Producers ditch cities for picturesque rural locales as back

While most directors have made a conscious effort to move to rural set-ups for some it was an automatic choice.

Published: 10th February 2009 10:27 AM  |   Last Updated: 15th May 2012 10:11 PM   |  A+A-


Some time ago, television soaps were all about larger than life settings in metropolitan cities, chandeliers hanging atop in huge mansions, makeup laden daughters-in-law doing household chores, mothers-in-law sauntering around the house in heavily embroidered saris and a host of BMWs and Mercedes’ lined outside their bungalows. With the domestic sagas being ousted from public taste and primetime slots, producers are now resorting to newer ways and fresher locales to boost their TRP s. From the outskirts of Gujarat to tiny villages in Rajasthan, Uttar Pradesh and Punjab, television producers are now busy finding their spot in the sun.

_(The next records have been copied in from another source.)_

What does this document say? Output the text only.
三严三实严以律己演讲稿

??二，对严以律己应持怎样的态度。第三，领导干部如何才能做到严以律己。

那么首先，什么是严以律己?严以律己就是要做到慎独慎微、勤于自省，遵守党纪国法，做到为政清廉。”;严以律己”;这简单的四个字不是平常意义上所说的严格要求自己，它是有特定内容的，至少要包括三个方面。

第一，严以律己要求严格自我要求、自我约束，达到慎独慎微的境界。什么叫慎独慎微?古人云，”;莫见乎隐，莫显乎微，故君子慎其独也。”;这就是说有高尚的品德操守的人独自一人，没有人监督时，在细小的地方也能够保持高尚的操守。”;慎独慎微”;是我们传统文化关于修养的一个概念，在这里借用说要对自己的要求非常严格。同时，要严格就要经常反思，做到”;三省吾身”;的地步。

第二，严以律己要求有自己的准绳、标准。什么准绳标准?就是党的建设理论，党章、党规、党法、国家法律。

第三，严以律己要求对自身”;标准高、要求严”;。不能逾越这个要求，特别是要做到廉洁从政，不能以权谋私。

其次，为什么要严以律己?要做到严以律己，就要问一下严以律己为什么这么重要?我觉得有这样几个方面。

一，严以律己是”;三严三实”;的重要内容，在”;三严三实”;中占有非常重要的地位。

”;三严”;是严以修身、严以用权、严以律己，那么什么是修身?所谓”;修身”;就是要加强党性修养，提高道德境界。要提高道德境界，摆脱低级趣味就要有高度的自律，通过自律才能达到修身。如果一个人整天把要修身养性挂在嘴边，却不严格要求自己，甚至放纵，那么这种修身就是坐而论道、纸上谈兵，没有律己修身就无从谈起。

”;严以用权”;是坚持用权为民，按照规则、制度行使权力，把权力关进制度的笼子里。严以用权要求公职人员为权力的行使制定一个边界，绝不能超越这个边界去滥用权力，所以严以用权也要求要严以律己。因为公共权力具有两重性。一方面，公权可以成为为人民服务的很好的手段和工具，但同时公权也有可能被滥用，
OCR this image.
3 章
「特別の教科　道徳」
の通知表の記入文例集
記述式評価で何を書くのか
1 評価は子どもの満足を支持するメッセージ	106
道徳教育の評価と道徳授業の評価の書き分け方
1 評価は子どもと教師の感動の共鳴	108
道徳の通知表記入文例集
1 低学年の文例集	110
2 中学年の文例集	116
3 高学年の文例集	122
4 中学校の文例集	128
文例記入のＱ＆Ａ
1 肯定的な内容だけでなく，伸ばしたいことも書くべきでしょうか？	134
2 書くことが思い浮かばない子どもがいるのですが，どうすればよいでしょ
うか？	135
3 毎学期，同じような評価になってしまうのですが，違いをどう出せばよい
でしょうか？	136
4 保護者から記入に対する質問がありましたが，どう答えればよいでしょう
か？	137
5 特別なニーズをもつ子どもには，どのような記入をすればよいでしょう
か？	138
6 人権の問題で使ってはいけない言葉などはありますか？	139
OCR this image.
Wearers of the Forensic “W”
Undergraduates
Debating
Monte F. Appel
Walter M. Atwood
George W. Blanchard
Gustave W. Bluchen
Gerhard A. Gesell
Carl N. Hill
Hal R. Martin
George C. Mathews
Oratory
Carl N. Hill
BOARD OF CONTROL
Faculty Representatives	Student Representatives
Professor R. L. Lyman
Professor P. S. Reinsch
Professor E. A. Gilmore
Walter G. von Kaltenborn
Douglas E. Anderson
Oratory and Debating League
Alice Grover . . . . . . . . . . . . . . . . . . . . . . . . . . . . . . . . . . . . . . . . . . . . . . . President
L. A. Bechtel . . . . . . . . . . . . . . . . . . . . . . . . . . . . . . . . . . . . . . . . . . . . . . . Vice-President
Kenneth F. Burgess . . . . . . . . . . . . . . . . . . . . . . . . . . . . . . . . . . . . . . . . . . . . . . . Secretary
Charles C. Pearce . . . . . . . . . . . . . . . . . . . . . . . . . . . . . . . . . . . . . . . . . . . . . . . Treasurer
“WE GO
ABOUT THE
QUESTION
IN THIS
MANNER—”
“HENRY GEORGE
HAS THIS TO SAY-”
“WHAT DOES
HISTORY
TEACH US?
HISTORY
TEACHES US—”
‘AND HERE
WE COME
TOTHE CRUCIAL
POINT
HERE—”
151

When the cast and crew of Sapna Babul Ka...Bidaai on Star Plus first moved to the outskirts of Agra and the actors were filmed in horse-drawn carriages and hand-carts, everyone termed it as “down-market,” recalls Rajan Shahi, the show’s producer. “But the script demanded a smaller town and the simplicity of characters had to come across. Moreover, I always believed that small-towners are more honest about their lives and livelihood,” says Shahi.

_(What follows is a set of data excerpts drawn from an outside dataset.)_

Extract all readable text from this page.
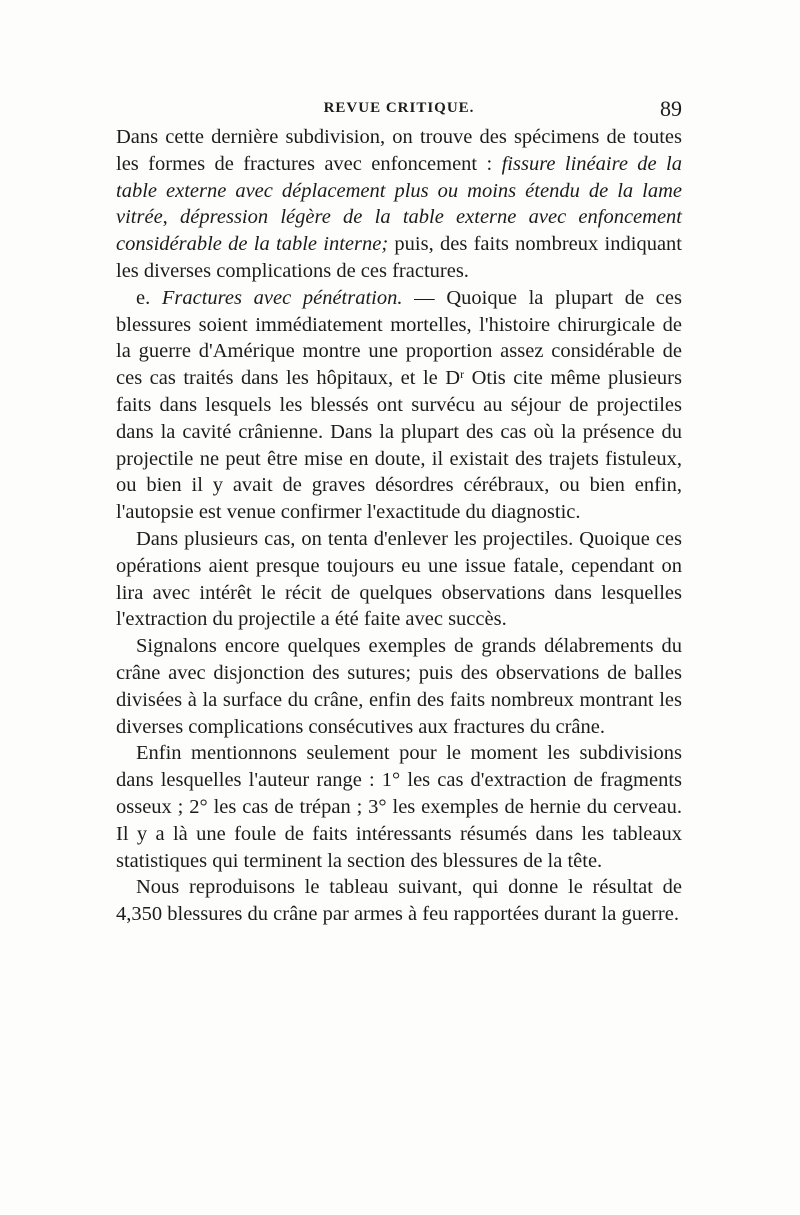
REVUE CRITIQUE.	89

Dans cette dernière subdivision, on trouve des spécimens de toutes les formes de fractures avec enfoncement : fissure linéaire de la table externe avec déplacement plus ou moins étendu de la lame vitrée, dépression légère de la table externe avec enfoncement considérable de la table interne; puis, des faits nombreux indiquant les diverses complications de ces fractures.

e. Fractures avec pénétration. — Quoique la plupart de ces blessures soient immédiatement mortelles, l'histoire chirurgicale de la guerre d'Amérique montre une proportion assez considérable de ces cas traités dans les hôpitaux, et le $D^r$ Otis cite même plusieurs faits dans lesquels les blessés ont survécu au séjour de projectiles dans la cavité crânienne. Dans la plupart des cas où la présence du projectile ne peut être mise en doute, il existait des trajets fistuleux, ou bien il y avait de graves désordres cérébraux, ou bien enfin, l'autopsie est venue confirmer l'exactitude du diagnostic.

Dans plusieurs cas, on tenta d'enlever les projectiles. Quoique ces opérations aient presque toujours eu une issue fatale, cependant on lira avec intérêt le récit de quelques observations dans lesquelles l'extraction du projectile a été faite avec succès.

Signalons encore quelques exemples de grands délabrements du crâne avec disjonction des sutures; puis des observations de balles divisées à la surface du crâne, enfin des faits nombreux montrant les diverses complications consécutives aux fractures du crâne.

Enfin mentionnons seulement pour le moment les subdivisions dans lesquelles l'auteur range : 1° les cas d'extraction de fragments osseux ; 2° les cas de trépan ; 3° les exemples de hernie du cerveau. Il y a là une foule de faits intéressants résumés dans les tableaux statistiques qui terminent la section des blessures de la tête.

Nous reproduisons le tableau suivant, qui donne le résultat de 4,350 blessures du crâne par armes à feu rapportées durant la guerre.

The boosting TRPs of Bidaai encouraged him further to shoot his next, Ek Rishta, in Udaipur. “Metropolitan life is very artificial and the characters are not really identifiable. We wanted to bring real people to the forefront,” he says simplistically.

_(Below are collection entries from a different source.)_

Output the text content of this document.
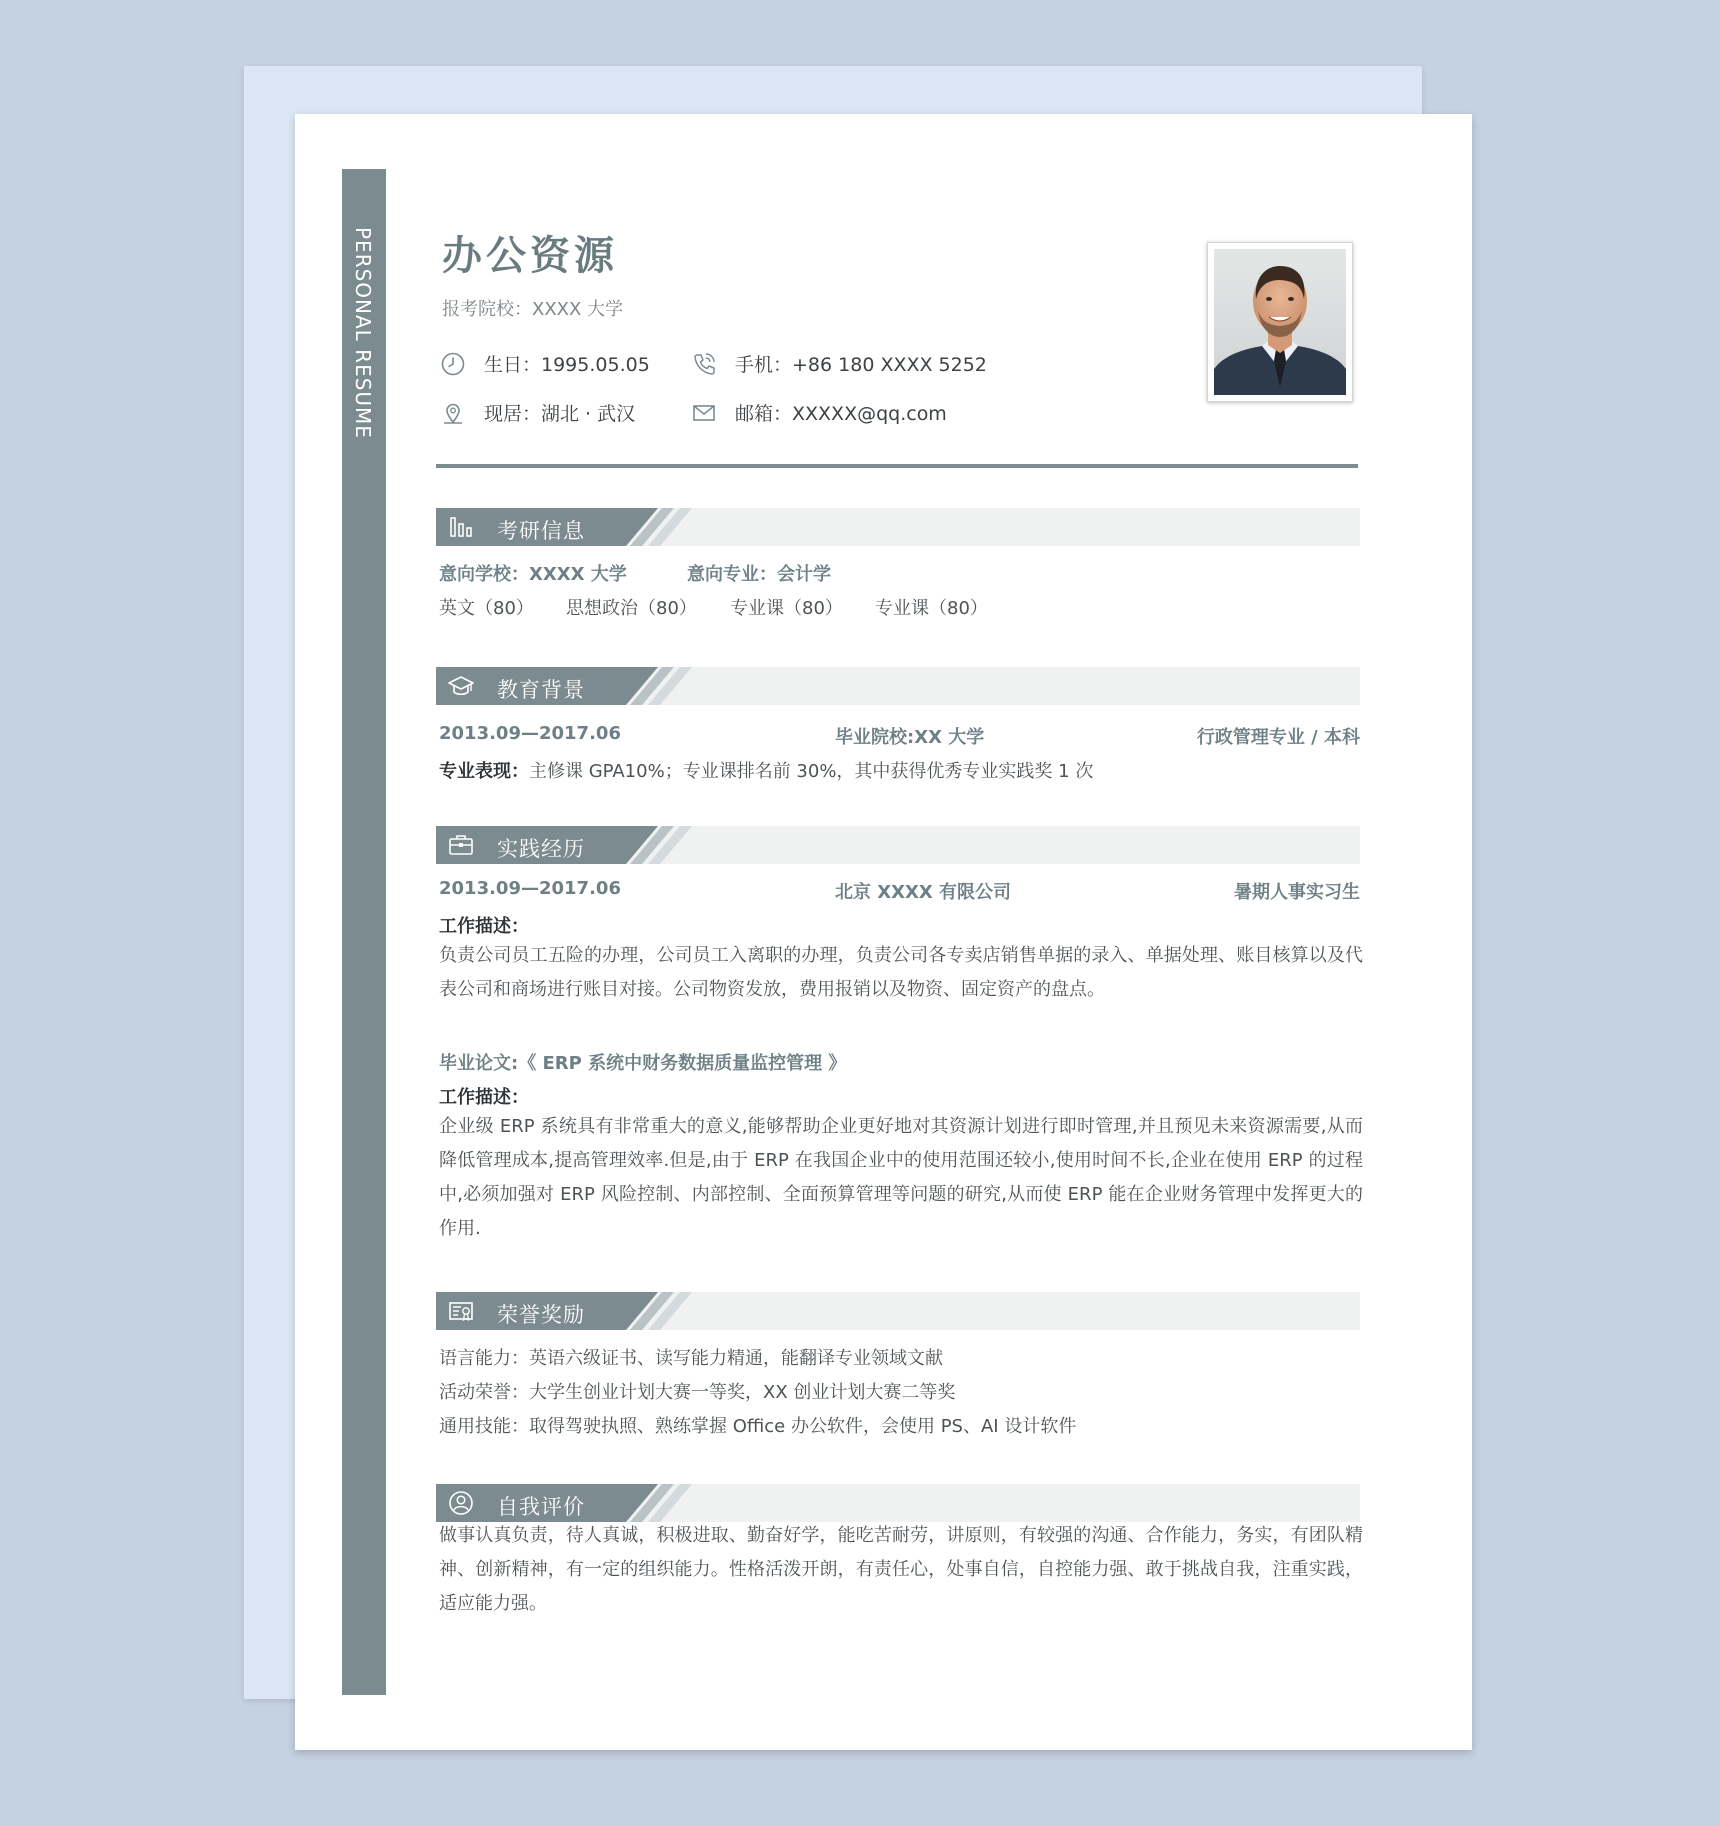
PERSONAL RESUME 办公资源
报考院校：XXXX 大学
生日：1995.05.05	手机：+86 180 XXXX 5252
现居：湖北 · 武汉	邮箱：XXXXX@qq.com
考研信息
意向学校：XXXX 大学	意向专业：会计学
英文（80） 思想政治（80） 专业课（80） 专业课（80）
教育背景
2013.09—2017.06	毕业院校:XX 大学	行政管理专业 / 本科
专业表现：主修课 GPA10%；专业课排名前 30%，其中获得优秀专业实践奖 1 次
实践经历
2013.09—2017.06	北京 XXXX 有限公司	暑期人事实习生
工作描述：
负责公司员工五险的办理，公司员工入离职的办理，负责公司各专卖店销售单据的录入、单据处理、账目核算以及代表公司和商场进行账目对接。公司物资发放，费用报销以及物资、固定资产的盘点。
毕业论文:《 ERP 系统中财务数据质量监控管理 》
工作描述：
企业级 ERP 系统具有非常重大的意义,能够帮助企业更好地对其资源计划进行即时管理,并且预见未来资源需要,从而降低管理成本,提高管理效率.但是,由于 ERP 在我国企业中的使用范围还较小,使用时间不长,企业在使用 ERP 的过程中,必须加强对 ERP 风险控制、内部控制、全面预算管理等问题的研究,从而使 ERP 能在企业财务管理中发挥更大的作用.
荣誉奖励
语言能力：英语六级证书、读写能力精通，能翻译专业领域文献
活动荣誉：大学生创业计划大赛一等奖，XX 创业计划大赛二等奖
通用技能：取得驾驶执照、熟练掌握 Office 办公软件，会使用 PS、AI 设计软件
自我评价
做事认真负责，待人真诚，积极进取、勤奋好学，能吃苦耐劳，讲原则，有较强的沟通、合作能力，务实，有团队精神、创新精神，有一定的组织能力。性格活泼开朗，有责任心，处事自信，自控能力强、敢于挑战自我，注重实践，适应能力强。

While most directors have made a conscious effort to move to rural set-ups; for Purnendu Shekhar, writer of Balika Vadhu on Colors, it was an automatic choice. “Child marriage is an ill plaguing most regions of Rajasthan. After a lot of research, we decided on a place called Kherjala near Udaipur. By setting the serial here we wanted to involve the people of the village and thereby curb the practice if possible,” says Shekhar.

Shooting in village set-ups has been a different ball game for the actors too. For newcomer Asiya, who plays the lead role in Bandini on NDTV Imagine, shooting in a village is more demanding but also fun. “There is no electricity, no mobile phones and getting your logistics in place is quite a hassle. You are living away from your home for a long schedule and getting in touch with them becomes difficult,” she says, adding, “But there is a bright side to it also. The focus is on simplicity and so one can avoid wearing heavy jewellery and elaborate costumes.

In a village, people treat you like their guests and make you feel really comfortable.” The authenticity that comes along with shooting in a rustic background is also noteworthy.

Ranbir Rano on Zee TV which is set up in Dera Bassi in Punjab, pays special attention to the culture and tradition of the inhabitants.

“For a change, there is an actual gurudwara in the midst of a busy street as opposed to the temple located at Film City,” says Dhruti Desai, a viewer.

Smita Bansal, an actor from Balika Vadhu feels shooting in a rustic background, takes you back to tradition. “Living in Mumbai, it’s difficult to follow the customs practiced in villages. With serials like these on television, the city-folk will at least be acclimatised to the village way of life,” she feels.